Да и мальчишка, по всей видимости, ничего не выдумывает. Я смотрю на него и лишний раз убеждаюсь в этом. Он на самом деле взволнован и сильно испуган, хотя и прилагает немало усилий для того, чтобы скрыть это от нас.
Мы просим волонтера накормить Агизура, дать ему отдохнуть, остаемся втроем и задумчиво переглядываемся.
— Что делать-то будем? — прерываю я молчание.
— Хороший вопрос, — понуро говорит Карский. — Вариантов у нас немного. Но не думаю, что нам нужно идти навстречу колонне военной техники. Ни с хлебом-солью, ни для того, чтобы преградить своими телами путь в оазис. То и другое, как вы наверняка понимаете, бессмысленно.
Если эти вояки идут сюда выполнять приказ, то любое препятствие на своем пути они попросту уничтожат, а затем возьмутся за главное.
— Но мы ведь знаем, что всем жителям оазиса грозит гибель. Нельзя просто сидеть и бездействовать, — не совсем соглашаюсь с ним я.
— Да, это было бы неправильно, — поддерживает меня Йордан.
— Полностью бездействовать мы, безусловно, не будем, — говорит нам академик. — Этого я и сам не приемлю. Ты, Артем, мой ученик, хорошо меня знаешь. Однако я считаю, что нам нельзя выходить за пределы своей компетенции. Мы врачи, а не участники здешней гражданской войны. Нам не пристало принимать в ней чью-то сторону. Мы должны спасать людей от страшной болезни.

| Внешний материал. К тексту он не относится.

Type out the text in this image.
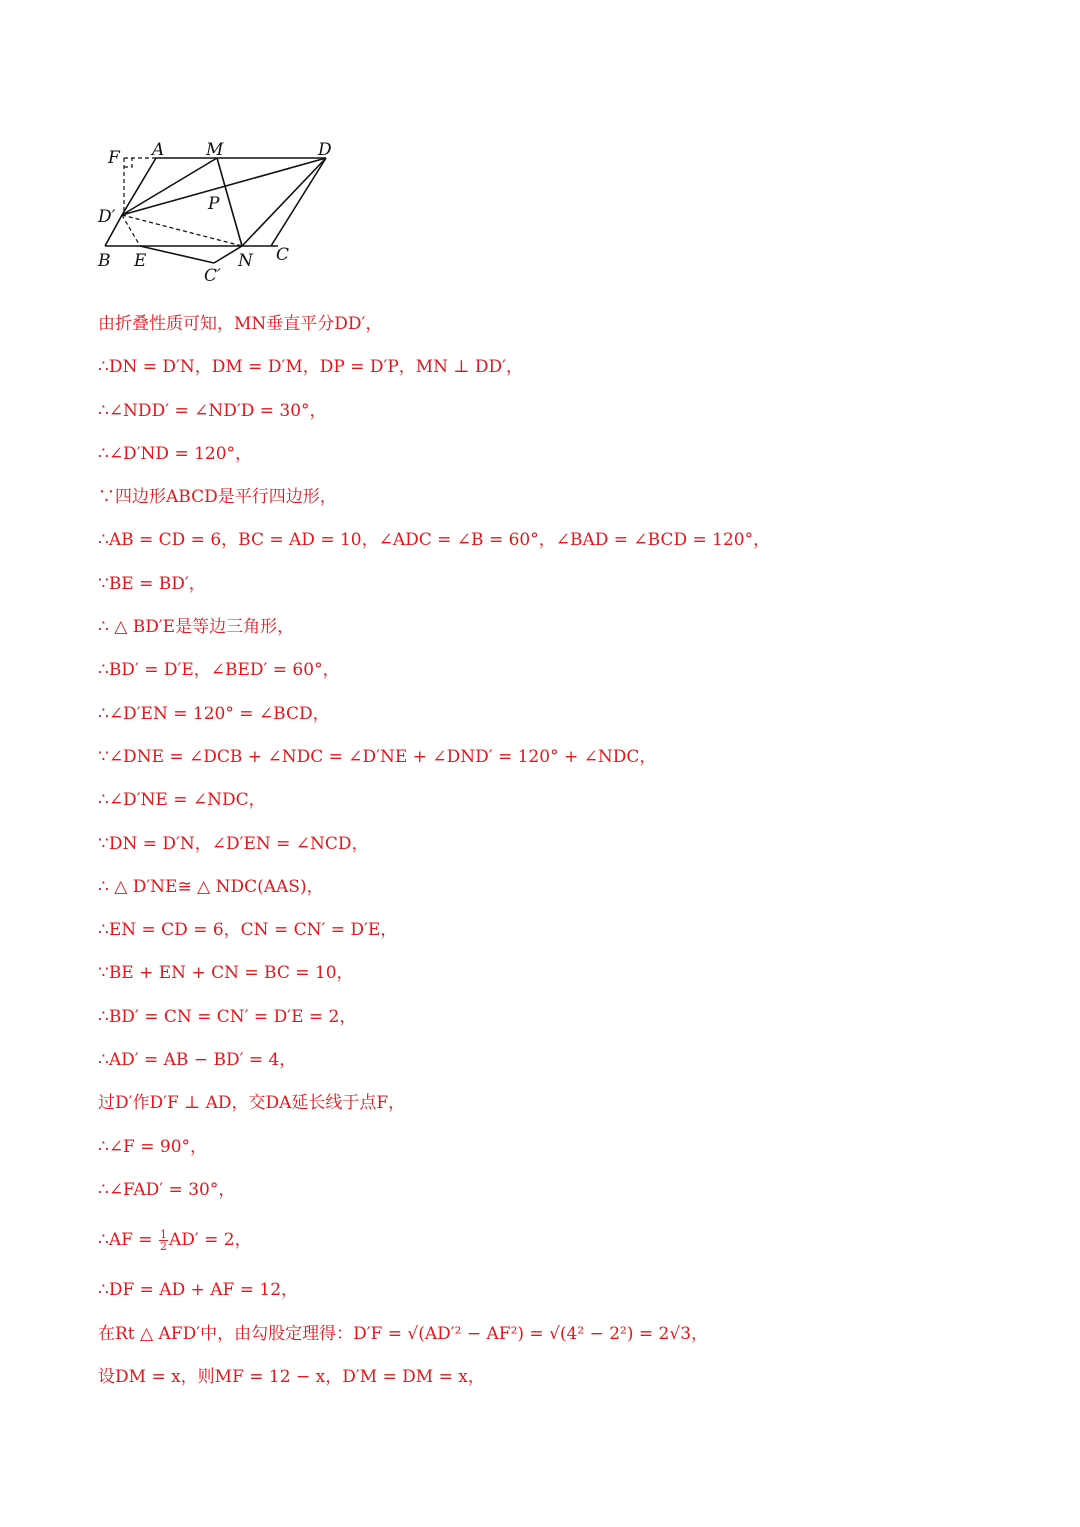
F A M	D
P
D′
B E
C′
N C
由折叠性质可知，MN垂直平分DD′，
∴DN = D′N，DM = D′M，DP = D′P，MN ⊥ DD′，
∴∠NDD′ = ∠ND′D = 30°，
∴∠D′ND = 120°，
∵四边形ABCD是平行四边形，
∴AB = CD = 6，BC = AD = 10，∠ADC = ∠B = 60°，∠BAD = ∠BCD = 120°，
∵BE = BD′，
∴ △ BD′E是等边三角形，
∴BD′ = D′E，∠BED′ = 60°，
∴∠D′EN = 120° = ∠BCD，
∵∠DNE = ∠DCB + ∠NDC = ∠D′NE + ∠DND′ = 120° + ∠NDC，
∴∠D′NE = ∠NDC，
∵DN = D′N，∠D′EN = ∠NCD，
∴ △ D′NE≅ △ NDC(AAS)，
∴EN = CD = 6，CN = CN′ = D′E，
∵BE + EN + CN = BC = 10，
∴BD′ = CN = CN′ = D′E = 2，
∴AD′ = AB − BD′ = 4，
过D′作D′F ⊥ AD，交DA延长线于点F，
∴∠F = 90°，
∴∠FAD′ = 30°，
∴AF = $\frac{1}{2} AD' = 2$，
∴DF = AD + AF = 12，
在Rt △ AFD′中，由勾股定理得：D′F = √(AD′² − AF²) = √(4² − 2²) = 2√3，
设DM = x，则MF = 12 − x，D′M = DM = x，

— Так что же получается, Аркадий Федорович? — Я не выдерживаю тона моего наставника и немного завожусь. — Вы предлагаете продолжать спасать одних в то самое время, когда другим будет угрожать смертельная опасность?! Всем, кто находится в оазисе! Не важно, в какой его части! Как в палаточном городке, так и вне его. Из слов этого парнишки следует одно: на Эль-Башар движутся не просто военные, а каратели! Судя по всему, они не намерены разбираться в ситуации и вникать в детали. Им приказано зачистить территорию. Вы осознаете смысл этого слова?
Карский одаривает меня пронзительным испытывающим взглядом. Он часто делал так еще в те времена, когда я был его студентом и аспирантом.
— Ой, Артем, порой мне кажется, что ты совсем не меняешься, — говорит Аркадий Федорович. — Ты можешь хотя бы выслушать меня до конца? Я ведь не все еще сказал, а ты меня уже прерываешь.
— Извините, — несколько смущенно говорю. — Просто от всего этого кошмара у меня начинают сдавать нервы.